What is this task?
This task is used for planning and organizing only. To comment on the project or discuss it, please use one of the linked tasks instead.
Description of the main objective:
WDQS is reaching its limits (T335067) and we will soon need to split Wikidata's Blazegraph database (T337013) so that the service can continue functioning.

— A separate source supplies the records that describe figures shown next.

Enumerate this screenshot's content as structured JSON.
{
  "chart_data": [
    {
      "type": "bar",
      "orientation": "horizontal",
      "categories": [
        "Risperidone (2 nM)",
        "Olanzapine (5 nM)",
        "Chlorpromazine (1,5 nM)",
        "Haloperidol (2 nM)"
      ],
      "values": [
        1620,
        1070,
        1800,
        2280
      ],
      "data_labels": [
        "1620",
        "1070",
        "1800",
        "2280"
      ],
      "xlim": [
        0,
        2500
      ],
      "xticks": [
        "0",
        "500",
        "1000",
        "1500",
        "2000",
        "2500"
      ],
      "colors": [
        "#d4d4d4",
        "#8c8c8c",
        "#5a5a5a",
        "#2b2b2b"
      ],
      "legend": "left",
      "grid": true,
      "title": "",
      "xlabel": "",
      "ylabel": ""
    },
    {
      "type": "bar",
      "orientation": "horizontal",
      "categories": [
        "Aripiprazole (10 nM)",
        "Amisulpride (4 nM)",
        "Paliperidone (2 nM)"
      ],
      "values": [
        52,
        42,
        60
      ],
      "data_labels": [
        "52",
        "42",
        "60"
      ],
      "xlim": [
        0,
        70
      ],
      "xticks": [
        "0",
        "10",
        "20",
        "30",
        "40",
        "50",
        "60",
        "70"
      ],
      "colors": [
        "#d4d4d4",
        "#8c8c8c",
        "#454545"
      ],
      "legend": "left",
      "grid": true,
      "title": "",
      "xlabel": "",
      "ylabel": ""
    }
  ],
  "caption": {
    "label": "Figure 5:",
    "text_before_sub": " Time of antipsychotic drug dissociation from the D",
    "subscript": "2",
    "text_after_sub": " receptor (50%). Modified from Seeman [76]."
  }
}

The tasks in this epic will help us to decide how to best split the database.
There are two conflicting goals:
- We want to tell our users a simple story of where they can query what information.
- We want the resulting queries to be simple (ideally not requiring federation).
Milestone 1: Initial test of basic approaches for splitting Blazegraph into several subgraphs
- T337020: [Analytics] Understand the size and connectedness of Wikimedia-internal concepts in the Wikidata graph
- T337021: [Analytics] Find out size of term subgraph
- T342111: [Analytics] Find out the size of direct instances of Q13442814 (scholarly article)
Milestone 2: Investigations based on initial tests
- T342123: [Analytics] Find out the size of the Q13442814 (scholarly article) subgraph (including instances of subclasses)
Out of scope:
- Usage data
- There is no data T292152#7395796
- Authors that are only relevant for scientific papers
- The main source for this is discovery.wikibase_rdf
- This data is a processed version of the wikibase RDF dumps fit for WDQS (see https://www.mediawiki.org/wiki/Wikibase/Indexing/RDF_Dump_Format#WDQS_data_differences).
- Most notably the TTL dumps have the labels 3 times under 3 different predicates, we do only keep one version.
- For querying the dataset, we are advised to use Spark from a Jupyter notebook running from a stat box (see https://wikitech.wikimedia.org/wiki/Data_Engineering/Systems/Jupyter)
- We will get every support to understand the triple table via the Search Platform IRC channel (Wikimedia-Search)